All three tin cans flip off the fence railing. My father squints and takes his hat off to wipe his face with a bandana. Sweat etches down his neck, wetting his collar.

“Good. That’s good,” he says.

I drop the magazine out and hand it over. He watches me intently as I put the gun back in the holster at my belt. It’s too big, and it hits my knee as we start down the hill. We don’t talk much, me and my father, but that’s alright. I don’t expect a lot of words from him.

My mother stands in the doorway of the ranch house. She’s much younger than my father, but neither of them will tell me how old they are.

My father has lines around his eyes and silvery hair while my mother is beautiful with long auburn hair and always smells like cinnamon. She doesn’t have a single wrinkle on her skin.

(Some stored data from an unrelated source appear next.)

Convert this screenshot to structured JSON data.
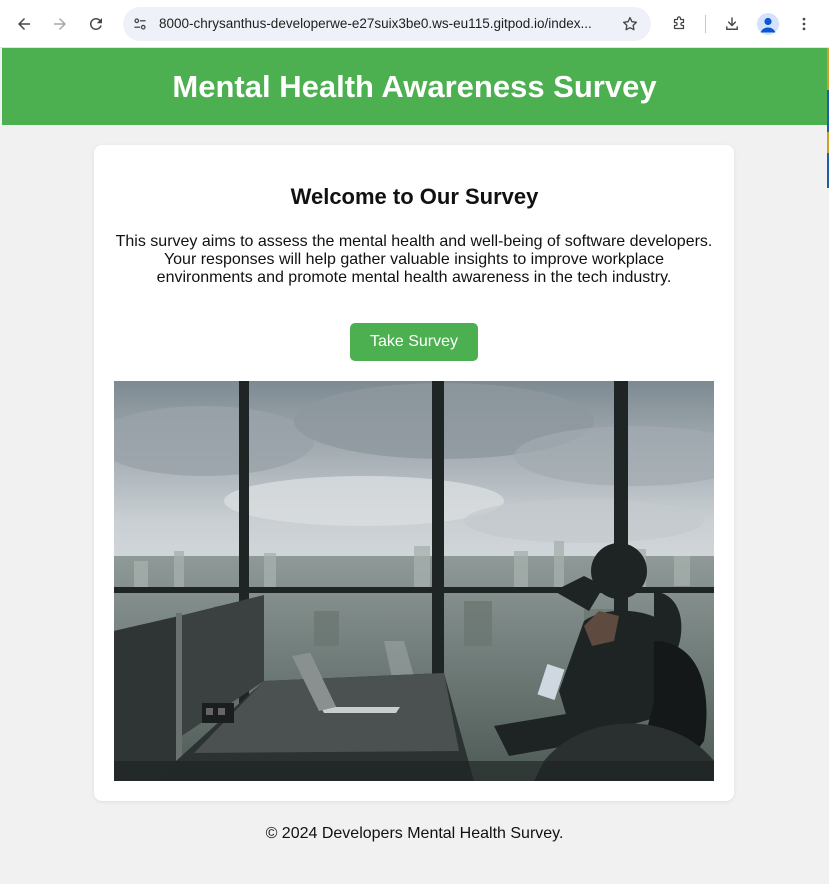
{
  "browser": {
    "url": "8000-chrysanthus-developerwe-e27suix3be0.ws-eu115.gitpod.io/index...",
    "back_icon": "arrow-left-icon",
    "forward_icon": "arrow-right-icon",
    "reload_icon": "reload-icon",
    "site_info_icon": "tune-icon",
    "bookmark_icon": "star-icon",
    "extensions_icon": "puzzle-icon",
    "download_icon": "download-icon",
    "profile_icon": "person-icon",
    "menu_icon": "kebab-menu-icon"
  },
  "header": {
    "title": "Mental Health Awareness Survey",
    "background": "#4caf50"
  },
  "main": {
    "heading": "Welcome to Our Survey",
    "intro_lines": [
      "This survey aims to assess the mental health and well-being of software developers.",
      "Your responses will help gather valuable insights to improve workplace",
      "environments and promote mental health awareness in the tech industry."
    ],
    "cta_label": "Take Survey",
    "accent": "#4caf50"
  },
  "footer": {
    "text": "© 2024 Developers Mental Health Survey."
  }
}
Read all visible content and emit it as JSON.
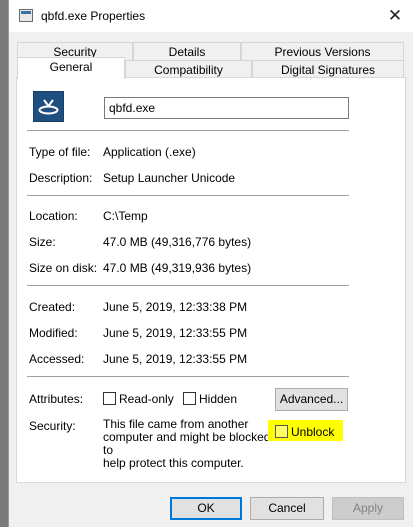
{
  "window": {
    "title": "qbfd.exe Properties"
  },
  "tabs": {
    "row1": [
      "Security",
      "Details",
      "Previous Versions"
    ],
    "row2": [
      "General",
      "Compatibility",
      "Digital Signatures"
    ],
    "active": "General"
  },
  "general": {
    "file_name": "qbfd.exe",
    "type_label": "Type of file:",
    "type_value": "Application (.exe)",
    "description_label": "Description:",
    "description_value": "Setup Launcher Unicode",
    "location_label": "Location:",
    "location_value": "C:\\Temp",
    "size_label": "Size:",
    "size_value": "47.0 MB (49,316,776 bytes)",
    "size_on_disk_label": "Size on disk:",
    "size_on_disk_value": "47.0 MB (49,319,936 bytes)",
    "created_label": "Created:",
    "created_value": "June 5, 2019, 12:33:38 PM",
    "modified_label": "Modified:",
    "modified_value": "June 5, 2019, 12:33:55 PM",
    "accessed_label": "Accessed:",
    "accessed_value": "June 5, 2019, 12:33:55 PM",
    "attributes_label": "Attributes:",
    "readonly_label": "Read-only",
    "hidden_label": "Hidden",
    "advanced_label": "Advanced...",
    "security_label": "Security:",
    "security_text_1": "This file came from another",
    "security_text_2": "computer and might be blocked to",
    "security_text_3": "help protect this computer.",
    "unblock_label": "Unblock"
  },
  "buttons": {
    "ok": "OK",
    "cancel": "Cancel",
    "apply": "Apply"
  },
  "colors": {
    "highlight": "#ffff00",
    "accent": "#0078d7",
    "icon": "#1f4f80"
  },
  "icons": {
    "title": "application-icon",
    "file": "installer-app-icon",
    "close": "close-icon"
  }
}
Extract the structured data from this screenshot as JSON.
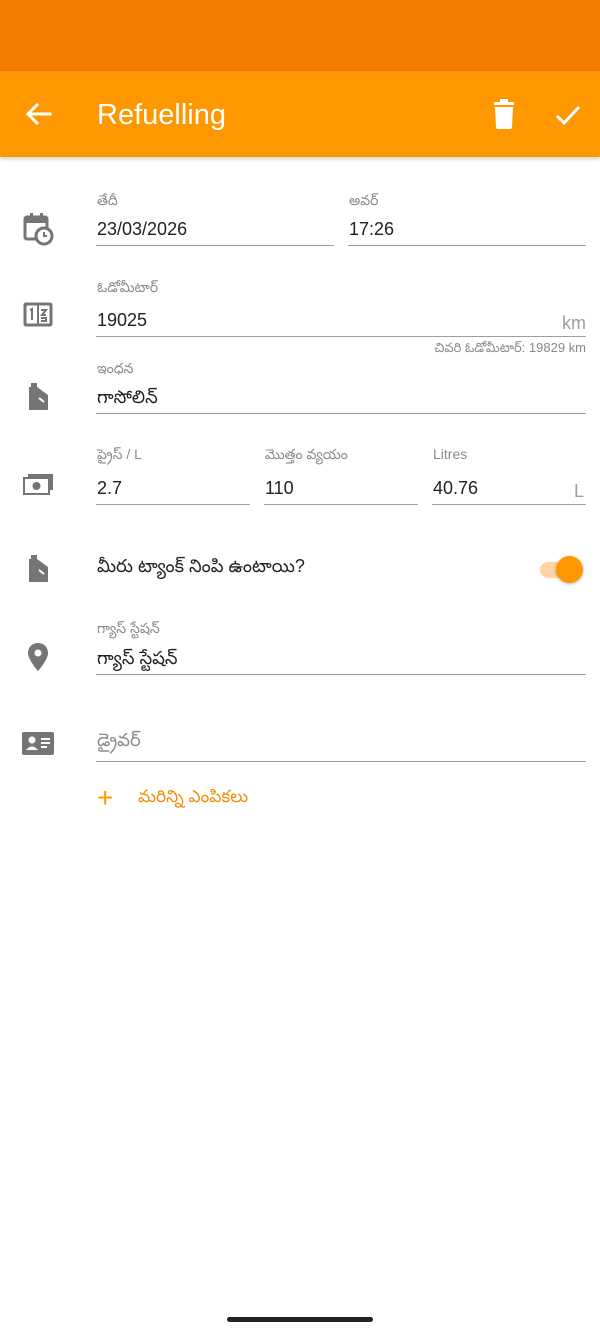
{
  "app_bar": {
    "title": "Refuelling"
  },
  "form": {
    "date": {
      "label": "తేదీ",
      "value": "23/03/2026"
    },
    "time": {
      "label": "అవర్",
      "value": "17:26"
    },
    "odometer": {
      "label": "ఓడోమీటార్",
      "value": "19025",
      "unit": "km",
      "helper": "చివరి ఓడోమీటార్: 19829 km"
    },
    "fuel": {
      "label": "ఇంధన",
      "value": "గాసోలిన్"
    },
    "price": {
      "label": "ప్రైస్ / L",
      "value": "2.7"
    },
    "total": {
      "label": "మొత్తం వ్యయం",
      "value": "110"
    },
    "litres": {
      "label": "Litres",
      "value": "40.76",
      "unit": "L"
    },
    "full_tank": {
      "label": "మీరు ట్యాంక్ నింపి ఉంటాయి?",
      "checked": true
    },
    "station": {
      "label": "గ్యాస్ స్టేషన్",
      "value": "గ్యాస్ స్టేషన్"
    },
    "driver": {
      "placeholder": "డ్రైవర్"
    },
    "more_options": "మరిన్ని ఎంపికలు"
  },
  "colors": {
    "primary": "#ff9800",
    "primary_dark": "#f57c00",
    "icon_gray": "#757575"
  }
}
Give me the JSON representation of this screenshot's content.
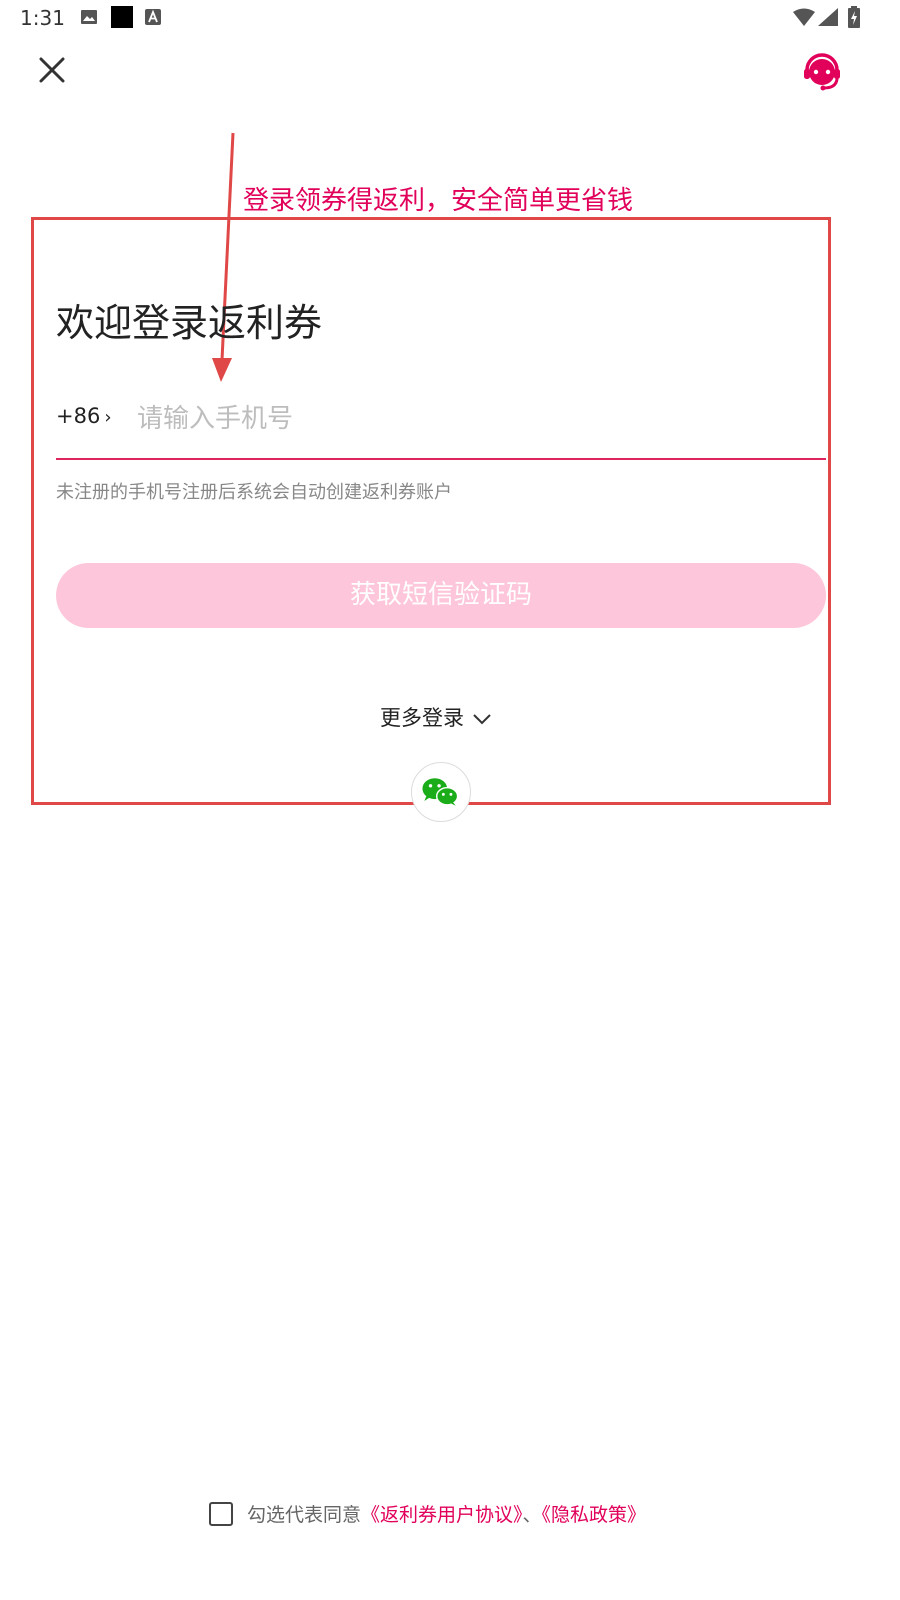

She hugs me, taking the gun off my belt. I hear her say something to my father, their voices low. I’m thirsty, though, so I don’t stick around.

I hang my hat and put my boots away. In the kitchen sits a tray with two glasses of lemonade. My father doesn’t drink anything but lemonade and water. I grab one and empty it.

My mother will be inside in a moment, and she’ll want me to clean up, so I duck into the bathroom off the kitchen. One step ahead.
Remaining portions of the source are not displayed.